From the get-go, Chrysler LeBaron models were luxury vehicles that have directly competed against the industry’s luxury brands like Cadillac, Lincoln, and Packard. Their body was manufactured by LeBaron while the chassis was made by Chrysler. LeBaron was among the most sought-after coachbuilders in the 1920s and 1930s. Founded in 1920 in Bridgeport, Connecticut, it has provided various vehicle manufacturers with bodies for their luxury cars.
Chrysler was able to purchase LeBaron, along with its mother company Briggs Manufacturing, in 1953. The first Chrysler LeBaron models to be introduced after the company was bought by Chrysler were the top-of-the line Imperials, which were manufactured from 1957 to 1975.
The LeBaron took great pride in being known as a legendary model in Chrysler’s history. From the time its name was used by Chrysler in its Imperial model in the early 1930s to the final production models released in 1995, the car didn’t disappoint.
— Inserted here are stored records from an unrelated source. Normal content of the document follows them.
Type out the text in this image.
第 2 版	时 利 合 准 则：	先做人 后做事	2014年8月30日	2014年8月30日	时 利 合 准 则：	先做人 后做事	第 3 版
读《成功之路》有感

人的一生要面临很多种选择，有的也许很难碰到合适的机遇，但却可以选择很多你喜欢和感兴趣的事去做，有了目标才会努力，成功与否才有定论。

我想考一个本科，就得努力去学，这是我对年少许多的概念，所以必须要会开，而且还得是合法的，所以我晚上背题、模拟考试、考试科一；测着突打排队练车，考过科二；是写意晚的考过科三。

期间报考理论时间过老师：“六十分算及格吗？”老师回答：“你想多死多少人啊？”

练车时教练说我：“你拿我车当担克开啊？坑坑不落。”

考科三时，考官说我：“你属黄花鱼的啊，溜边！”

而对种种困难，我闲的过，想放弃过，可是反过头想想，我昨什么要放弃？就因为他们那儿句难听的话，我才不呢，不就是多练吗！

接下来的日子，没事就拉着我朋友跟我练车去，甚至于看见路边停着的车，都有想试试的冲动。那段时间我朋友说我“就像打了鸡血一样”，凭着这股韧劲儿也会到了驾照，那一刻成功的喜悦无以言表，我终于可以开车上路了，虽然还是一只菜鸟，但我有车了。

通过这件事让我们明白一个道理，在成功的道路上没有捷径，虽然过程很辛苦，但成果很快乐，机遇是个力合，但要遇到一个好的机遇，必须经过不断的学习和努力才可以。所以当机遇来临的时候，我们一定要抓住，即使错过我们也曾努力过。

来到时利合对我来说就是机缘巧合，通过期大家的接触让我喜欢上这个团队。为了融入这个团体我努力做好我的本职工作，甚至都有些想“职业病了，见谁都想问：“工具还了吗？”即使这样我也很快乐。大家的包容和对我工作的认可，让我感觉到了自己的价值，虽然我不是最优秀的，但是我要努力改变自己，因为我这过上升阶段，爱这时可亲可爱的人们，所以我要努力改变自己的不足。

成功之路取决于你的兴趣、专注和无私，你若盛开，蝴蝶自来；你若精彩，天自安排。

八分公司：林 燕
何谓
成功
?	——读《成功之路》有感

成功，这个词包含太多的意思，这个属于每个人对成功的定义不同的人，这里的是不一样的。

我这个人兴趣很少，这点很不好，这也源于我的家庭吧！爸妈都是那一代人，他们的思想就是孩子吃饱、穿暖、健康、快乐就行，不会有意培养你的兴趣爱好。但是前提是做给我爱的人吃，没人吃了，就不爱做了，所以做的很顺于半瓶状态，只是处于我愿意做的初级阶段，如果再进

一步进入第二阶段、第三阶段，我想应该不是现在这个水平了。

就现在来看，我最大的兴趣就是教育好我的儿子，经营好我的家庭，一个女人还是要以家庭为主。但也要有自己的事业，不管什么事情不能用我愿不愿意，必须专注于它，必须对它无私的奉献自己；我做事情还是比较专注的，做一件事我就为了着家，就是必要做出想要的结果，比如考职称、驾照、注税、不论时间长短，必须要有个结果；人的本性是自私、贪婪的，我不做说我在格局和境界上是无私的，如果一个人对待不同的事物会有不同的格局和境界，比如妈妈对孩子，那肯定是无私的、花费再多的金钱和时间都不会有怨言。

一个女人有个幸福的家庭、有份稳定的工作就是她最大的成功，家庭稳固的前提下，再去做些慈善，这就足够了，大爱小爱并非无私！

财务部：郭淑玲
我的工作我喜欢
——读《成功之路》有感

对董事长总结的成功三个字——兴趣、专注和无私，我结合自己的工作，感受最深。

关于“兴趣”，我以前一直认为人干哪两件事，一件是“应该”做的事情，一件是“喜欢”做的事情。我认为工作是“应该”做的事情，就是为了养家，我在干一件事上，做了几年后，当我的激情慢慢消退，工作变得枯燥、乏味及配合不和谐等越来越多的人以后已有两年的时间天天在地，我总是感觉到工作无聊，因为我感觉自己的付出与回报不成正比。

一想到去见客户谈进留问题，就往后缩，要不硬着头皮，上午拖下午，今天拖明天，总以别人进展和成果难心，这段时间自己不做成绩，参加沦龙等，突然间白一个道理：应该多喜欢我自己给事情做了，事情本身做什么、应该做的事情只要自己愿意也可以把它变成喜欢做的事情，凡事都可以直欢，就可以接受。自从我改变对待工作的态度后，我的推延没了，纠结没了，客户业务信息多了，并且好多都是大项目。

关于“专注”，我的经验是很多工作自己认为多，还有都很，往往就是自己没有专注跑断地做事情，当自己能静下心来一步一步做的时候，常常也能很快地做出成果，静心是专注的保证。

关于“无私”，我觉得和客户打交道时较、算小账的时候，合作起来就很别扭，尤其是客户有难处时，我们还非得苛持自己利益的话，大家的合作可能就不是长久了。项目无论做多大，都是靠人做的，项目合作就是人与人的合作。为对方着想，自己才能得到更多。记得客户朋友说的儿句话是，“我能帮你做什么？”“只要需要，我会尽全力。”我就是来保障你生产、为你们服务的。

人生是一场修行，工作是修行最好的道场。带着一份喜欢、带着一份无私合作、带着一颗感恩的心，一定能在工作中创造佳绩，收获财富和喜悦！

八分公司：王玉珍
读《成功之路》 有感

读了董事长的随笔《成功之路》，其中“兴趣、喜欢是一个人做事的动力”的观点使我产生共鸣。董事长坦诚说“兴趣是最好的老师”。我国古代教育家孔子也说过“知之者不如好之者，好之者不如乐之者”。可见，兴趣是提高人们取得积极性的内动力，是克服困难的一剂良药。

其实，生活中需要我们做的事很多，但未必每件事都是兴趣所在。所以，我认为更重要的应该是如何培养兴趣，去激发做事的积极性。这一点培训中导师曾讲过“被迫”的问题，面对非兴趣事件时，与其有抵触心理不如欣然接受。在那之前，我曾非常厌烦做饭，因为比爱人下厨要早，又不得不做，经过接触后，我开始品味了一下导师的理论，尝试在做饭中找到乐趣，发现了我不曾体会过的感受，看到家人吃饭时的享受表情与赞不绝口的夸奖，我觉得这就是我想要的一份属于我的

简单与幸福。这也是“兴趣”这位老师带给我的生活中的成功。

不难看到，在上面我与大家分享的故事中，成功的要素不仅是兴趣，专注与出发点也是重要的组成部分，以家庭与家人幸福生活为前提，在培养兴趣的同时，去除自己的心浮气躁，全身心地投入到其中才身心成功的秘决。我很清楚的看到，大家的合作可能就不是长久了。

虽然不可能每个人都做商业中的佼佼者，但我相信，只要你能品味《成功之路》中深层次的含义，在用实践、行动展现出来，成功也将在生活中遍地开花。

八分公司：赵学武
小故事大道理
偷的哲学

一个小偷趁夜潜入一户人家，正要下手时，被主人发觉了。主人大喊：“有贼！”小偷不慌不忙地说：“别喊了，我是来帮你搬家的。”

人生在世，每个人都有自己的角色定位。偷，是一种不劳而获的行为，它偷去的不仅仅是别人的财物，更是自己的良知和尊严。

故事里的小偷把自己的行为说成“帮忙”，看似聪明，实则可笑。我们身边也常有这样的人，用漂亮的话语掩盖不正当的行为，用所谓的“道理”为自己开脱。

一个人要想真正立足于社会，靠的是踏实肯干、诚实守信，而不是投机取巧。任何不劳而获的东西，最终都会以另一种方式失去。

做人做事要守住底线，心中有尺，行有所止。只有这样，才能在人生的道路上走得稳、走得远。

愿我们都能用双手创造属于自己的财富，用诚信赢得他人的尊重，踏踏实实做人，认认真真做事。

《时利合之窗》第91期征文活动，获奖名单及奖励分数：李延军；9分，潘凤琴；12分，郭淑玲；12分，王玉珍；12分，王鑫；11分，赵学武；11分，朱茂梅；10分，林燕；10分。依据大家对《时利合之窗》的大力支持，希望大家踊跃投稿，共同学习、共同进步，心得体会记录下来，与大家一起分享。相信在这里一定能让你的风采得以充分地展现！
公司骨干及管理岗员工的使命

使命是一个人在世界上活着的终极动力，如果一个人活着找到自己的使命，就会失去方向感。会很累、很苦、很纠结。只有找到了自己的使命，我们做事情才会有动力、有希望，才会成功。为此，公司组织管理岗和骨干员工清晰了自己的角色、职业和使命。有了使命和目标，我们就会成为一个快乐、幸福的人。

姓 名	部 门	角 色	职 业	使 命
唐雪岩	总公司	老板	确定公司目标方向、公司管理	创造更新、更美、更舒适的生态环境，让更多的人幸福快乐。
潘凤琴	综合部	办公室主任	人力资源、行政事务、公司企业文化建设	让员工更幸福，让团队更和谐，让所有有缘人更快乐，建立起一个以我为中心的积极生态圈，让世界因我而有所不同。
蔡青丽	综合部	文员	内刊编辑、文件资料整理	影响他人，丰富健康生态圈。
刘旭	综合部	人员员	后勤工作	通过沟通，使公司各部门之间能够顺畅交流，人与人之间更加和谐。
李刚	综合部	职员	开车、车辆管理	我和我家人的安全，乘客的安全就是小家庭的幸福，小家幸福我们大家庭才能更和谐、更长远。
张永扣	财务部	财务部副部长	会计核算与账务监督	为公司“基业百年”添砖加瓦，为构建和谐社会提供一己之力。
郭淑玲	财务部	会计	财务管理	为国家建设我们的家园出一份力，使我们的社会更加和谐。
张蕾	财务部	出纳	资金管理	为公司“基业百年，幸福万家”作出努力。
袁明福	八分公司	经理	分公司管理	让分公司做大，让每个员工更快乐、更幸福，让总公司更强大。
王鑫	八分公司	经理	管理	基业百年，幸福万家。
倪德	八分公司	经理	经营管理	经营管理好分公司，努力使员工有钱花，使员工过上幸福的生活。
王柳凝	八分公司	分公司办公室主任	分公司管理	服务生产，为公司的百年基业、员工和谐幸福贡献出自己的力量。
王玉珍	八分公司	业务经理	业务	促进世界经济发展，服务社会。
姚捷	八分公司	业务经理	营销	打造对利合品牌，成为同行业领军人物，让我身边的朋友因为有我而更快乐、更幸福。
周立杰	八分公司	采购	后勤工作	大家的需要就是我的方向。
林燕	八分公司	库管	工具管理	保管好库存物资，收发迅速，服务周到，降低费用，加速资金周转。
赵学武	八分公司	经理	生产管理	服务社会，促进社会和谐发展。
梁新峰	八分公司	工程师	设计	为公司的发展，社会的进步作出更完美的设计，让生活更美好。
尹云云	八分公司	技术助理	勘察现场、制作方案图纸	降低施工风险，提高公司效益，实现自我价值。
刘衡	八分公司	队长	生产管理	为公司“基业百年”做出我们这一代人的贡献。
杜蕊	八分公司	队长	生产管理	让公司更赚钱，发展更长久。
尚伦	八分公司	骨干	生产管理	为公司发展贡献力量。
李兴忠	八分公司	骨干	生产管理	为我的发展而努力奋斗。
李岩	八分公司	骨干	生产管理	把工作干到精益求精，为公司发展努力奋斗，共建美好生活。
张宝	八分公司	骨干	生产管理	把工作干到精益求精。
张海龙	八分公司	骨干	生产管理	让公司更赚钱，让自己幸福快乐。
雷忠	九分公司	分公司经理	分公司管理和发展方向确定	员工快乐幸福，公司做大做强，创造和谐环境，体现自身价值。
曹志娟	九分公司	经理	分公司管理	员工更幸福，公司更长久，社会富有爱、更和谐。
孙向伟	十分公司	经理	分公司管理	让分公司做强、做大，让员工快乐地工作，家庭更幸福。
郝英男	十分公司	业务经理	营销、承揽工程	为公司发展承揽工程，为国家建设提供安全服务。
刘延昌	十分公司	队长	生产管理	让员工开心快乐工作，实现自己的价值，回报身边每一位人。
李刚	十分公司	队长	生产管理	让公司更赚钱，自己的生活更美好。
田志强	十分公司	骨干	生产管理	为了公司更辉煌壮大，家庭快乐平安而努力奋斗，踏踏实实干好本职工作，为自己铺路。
Its being able to satisfy the need of its American customers made the LeBaron one of Chrysler’s longest-running nameplates.
Mid 1930s: Airflow Imperials
It was in the mid-1930s when Chrysler added an “Art Deco” design into its automotive line. This high-end CW series, which was called Airflow Imperials, was supplied by LeBaron. Because of poor sales, the Airflow line was restyled, influencing Chrysler to move to more mainstream yet conservative styling for the next two decades.
1957 - 1975: The Imperial LeBarons
In 1955, Chrysler has launched the Imperial as a separate luxury vehicle. Two years after, the top-of-the-line Imperial models were named Imperial LeBarons and were slotted to compete with Packard, Cadillac, and Lincoln. These models were outfitted with luxurious amenities that were believed to be ahead of the time. Even when production of Imperial was pulled out in 1975, the LeBaron name remained for another two decades.
1977 - 1981: The first-generation LeBaron
The Chrysler LeBaron that was introduced in 1977 was the car to carry the name alone, thus considered as the first-gen LeBaron. Built on an M-body, this model was aimed to be an upscale version of the Aspen and was offered in coupes and sedans. A Town and Country station wagon using this legendary nameplate appeared in 1978 and, in 1981, a limited edition “Fifth Avenue package was introduced. After the 1981 model year, productions the M-body coupes and wagons was discontinued while the M-body sedan was rebadged as Fifth Avenue for 1983.
1987: J-Body Chrysler Lebaron Coupe and Convertible
The 1987 LeBaron, which was made on the J platform and offered as a coupe or convertible, came with a modern and more aerodynamic design than its predecessors. For 1990, LeBarons got a redesigned interior and, two years after, both coupes and convertibles were available in “sport package”.
The last LeBaron sedan rode on the front-wheel-drive AA platform. It featured a relatively spacious trunk and a standard driver’s side airbag. It could also sit up to six passengers. Production of the LeBaron sedan was shut off on December 9, 1994.